Aqueles que contraem o vírus da dengue apresentam um risco 17 vezes superior de desenvolver a Síndrome de Guillain-Barré (SGB) nas seis semanas subjacentes à infecção. Durante as duas semanas iniciais após o surgimento dos sintomas da dengue, esse risco pode alcançar até 30 vezes mais.
Essas informações provêm de uma pesquisa realizada por cientistas da Fundação Oswaldo Cruz Bahia (Fiocruz) e da Escola de Higiene e Medicina Tropical de Londres, e foi publicada na revista científica New England of Medicine.
Conforme o estudo, em termos absolutos, dentre 1 milhão de casos de dengue, 36 indivíduos podem desenvolver SGB, uma quantidade considerada pequena, mas significativa diante das epidemias recorrentes no país, segundo os autores do estudo.
A SGB é uma complicação neurológica pouco comum, mas potencialmente grave.
O estudo ressalta que a dengue se disseminou de forma mais rápida globalmente do que qualquer outra enfermidade transmitida por mosquitos, com 14 milhões de ocorrências registradas mundialmente em 2024.
Os pesquisadores da Fiocruz Bahia examinaram três extensas bases de dados do Sistema Único de Saúde (SUS): internações hospitalares, notificações de casos confirmados de dengue e registros de óbitos.
Na avaliação, foram identificadas mais de 5 mil hospitalizações relacionadas à SGB de 2023 a 2024. Dentre estas, 89 ocorreram imediatamente após o surgimento dos sintomas da dengue no paciente.
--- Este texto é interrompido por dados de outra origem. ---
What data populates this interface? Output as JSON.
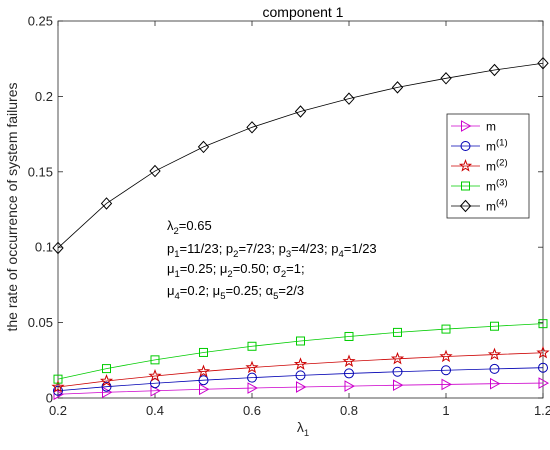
{
  "chart_data": {
    "type": "line",
    "title": "component 1",
    "xlabel": "λ",
    "xlabel_sub": "1",
    "ylabel": "the rate of occurrence of system failures",
    "xlim": [
      0.2,
      1.2
    ],
    "ylim": [
      0,
      0.25
    ],
    "xticks": [
      "0.2",
      "0.4",
      "0.6",
      "0.8",
      "1",
      "1.2"
    ],
    "yticks": [
      "0",
      "0.05",
      "0.1",
      "0.15",
      "0.2",
      "0.25"
    ],
    "x": [
      0.2,
      0.3,
      0.4,
      0.5,
      0.6,
      0.7,
      0.8,
      0.9,
      1.0,
      1.1,
      1.2
    ],
    "series": [
      {
        "name": "m",
        "sup": "",
        "color": "#cc00cc",
        "marker": "triangle-right",
        "values": [
          0.0025,
          0.0038,
          0.0048,
          0.0058,
          0.0066,
          0.0073,
          0.0079,
          0.0085,
          0.009,
          0.0095,
          0.0099
        ]
      },
      {
        "name": "m",
        "sup": "(1)",
        "color": "#0000b3",
        "marker": "circle",
        "values": [
          0.0048,
          0.0075,
          0.0098,
          0.0118,
          0.0135,
          0.015,
          0.0163,
          0.0174,
          0.0184,
          0.0193,
          0.0201
        ]
      },
      {
        "name": "m",
        "sup": "(2)",
        "color": "#cc0000",
        "marker": "star",
        "values": [
          0.0073,
          0.0113,
          0.0146,
          0.0176,
          0.0202,
          0.0224,
          0.0243,
          0.026,
          0.0275,
          0.0288,
          0.03
        ]
      },
      {
        "name": "m",
        "sup": "(3)",
        "color": "#00cc00",
        "marker": "square",
        "values": [
          0.0125,
          0.0195,
          0.0253,
          0.0302,
          0.0343,
          0.0378,
          0.0408,
          0.0435,
          0.0457,
          0.0476,
          0.0493
        ]
      },
      {
        "name": "m",
        "sup": "(4)",
        "color": "#000000",
        "marker": "diamond",
        "values": [
          0.0995,
          0.129,
          0.1505,
          0.1665,
          0.1795,
          0.19,
          0.1985,
          0.206,
          0.212,
          0.2175,
          0.222
        ]
      }
    ],
    "legend_position": "top-right",
    "grid": false,
    "annotations": [
      [
        {
          "t": "λ"
        },
        {
          "t": "2",
          "sub": true
        },
        {
          "t": "=0.65"
        }
      ],
      [
        {
          "t": "p"
        },
        {
          "t": "1",
          "sub": true
        },
        {
          "t": "=11/23; p"
        },
        {
          "t": "2",
          "sub": true
        },
        {
          "t": "=7/23; p"
        },
        {
          "t": "3",
          "sub": true
        },
        {
          "t": "=4/23; p"
        },
        {
          "t": "4",
          "sub": true
        },
        {
          "t": "=1/23"
        }
      ],
      [
        {
          "t": " μ"
        },
        {
          "t": "1",
          "sub": true
        },
        {
          "t": "=0.25; μ"
        },
        {
          "t": "2",
          "sub": true
        },
        {
          "t": "=0.50; σ"
        },
        {
          "t": "2",
          "sub": true
        },
        {
          "t": "=1;"
        }
      ],
      [
        {
          "t": "μ"
        },
        {
          "t": "4",
          "sub": true
        },
        {
          "t": "=0.2; μ"
        },
        {
          "t": "5",
          "sub": true
        },
        {
          "t": "=0.25; α"
        },
        {
          "t": "5",
          "sub": true
        },
        {
          "t": "=2/3"
        }
      ]
    ]
  }
}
Os pesquisadores ressaltam a urgência de que autoridades de saúde pública incluam a SGB como uma possível complicação pós-dengue nos protocolos de monitoramento.
“Durante surtos de dengue, é necessário que os sistemas de saúde estejam prontos para identificar rapidamente casos de fraqueza muscular e garantir a disponibilidade de leitos de UTI e suporte ventilatório. Devem ser ativadas estratégias de vigilância ativa para SGB nas semanas que seguem o pico de incidência de dengue”, advertiram os pesquisadores.
Segundo a Fiocruz, essa investigação também auxilia médicos, enfermeiros e neurologistas a suspeitar da SGB em pacientes que têm um histórico recente de dengue (últimas seis semanas) e que apresentam fraqueza nas pernas ou formigamento.
Os pesquisadores do estudo insistem que um diagnóstico precoce é essencial. O tratamento (imunoglobulina ou plasmaférese) obtém melhores resultados quando iniciado rapidamente.
“É igualmente vital promover a notificação dos casos de SGB pós-dengue ou informar as autoridades de vigilância epidemiológica municipal/estadual sobre a ocorrência dessa condição neuro-invasiva por arbovírus”, afirmam.
De acordo com a Fiocruz, atualmente, não existe um tratamento antiviral específico para a dengue, e o manejo é feito por meio de hidratação e suporte clínico. Portanto, os pesquisadores enfatizam que a prevenção, especialmente o combate ao mosquito Aedes aegypti e a vacinação, continua sendo a medida mais eficaz.
A imunização contra a dengue pode diminuir consideravelmente o número de casos, e, por consequência, o total de complicações severas, como a SGB.
“Até que seja desenvolvido um tratamento antiviral eficaz contra a dengue, a prevenção permanece sendo a estratégia mais válida. Nosso estudo reforça que evitar a infecção também previne complicações como essa paralisia potencialmente grave”, concluem os autores.
SGB
Na avaliação da Fiocruz, o Brasil enfrenta surtos frequentes de dengue. Em 2024, o país excedeu 6 milhões de casos prováveis. Isso implica que, mesmo sendo uma complicação incomum, a quantidade absoluta de indivíduos que podem desenvolver SGB após infecção por dengue é expressiva e requer preparo do sistema de saúde.
A pesquisa também enfatiza que a ligação entre arboviroses (doenças transmitidas por mosquitos) e complicações neurológicas já havia sido notável durante a epidemia de Zika nos anos de 2015 e 2016, quando o vírus foi relacionado à microcefalia em recém-nascidos e um aumento considerável de casos de SGB em adultos. A dengue pertence à mesma família do Zika.
A SGB é uma condição neurológica rara que ocorre quando o sistema imunológico ataca os nervos periféricos (as células que conectam o cérebro e a medula espinhal ao restante do corpo).
Como resultado, há uma fraqueza muscular que típicamente se inicia nas pernas e pode se espalhar para os braços, o rosto e, em casos mais graves, dificultar a respiração. Nessas circunstâncias, o paciente pode ficar totalmente paralisado e necessitar de assistência mecânica para respirar.
A maior parte das pessoas consegue se recuperar, mas o processo pode ser demorado, levando meses ou até anos, e alguns pacientes podem resultar com sequelas permanentes.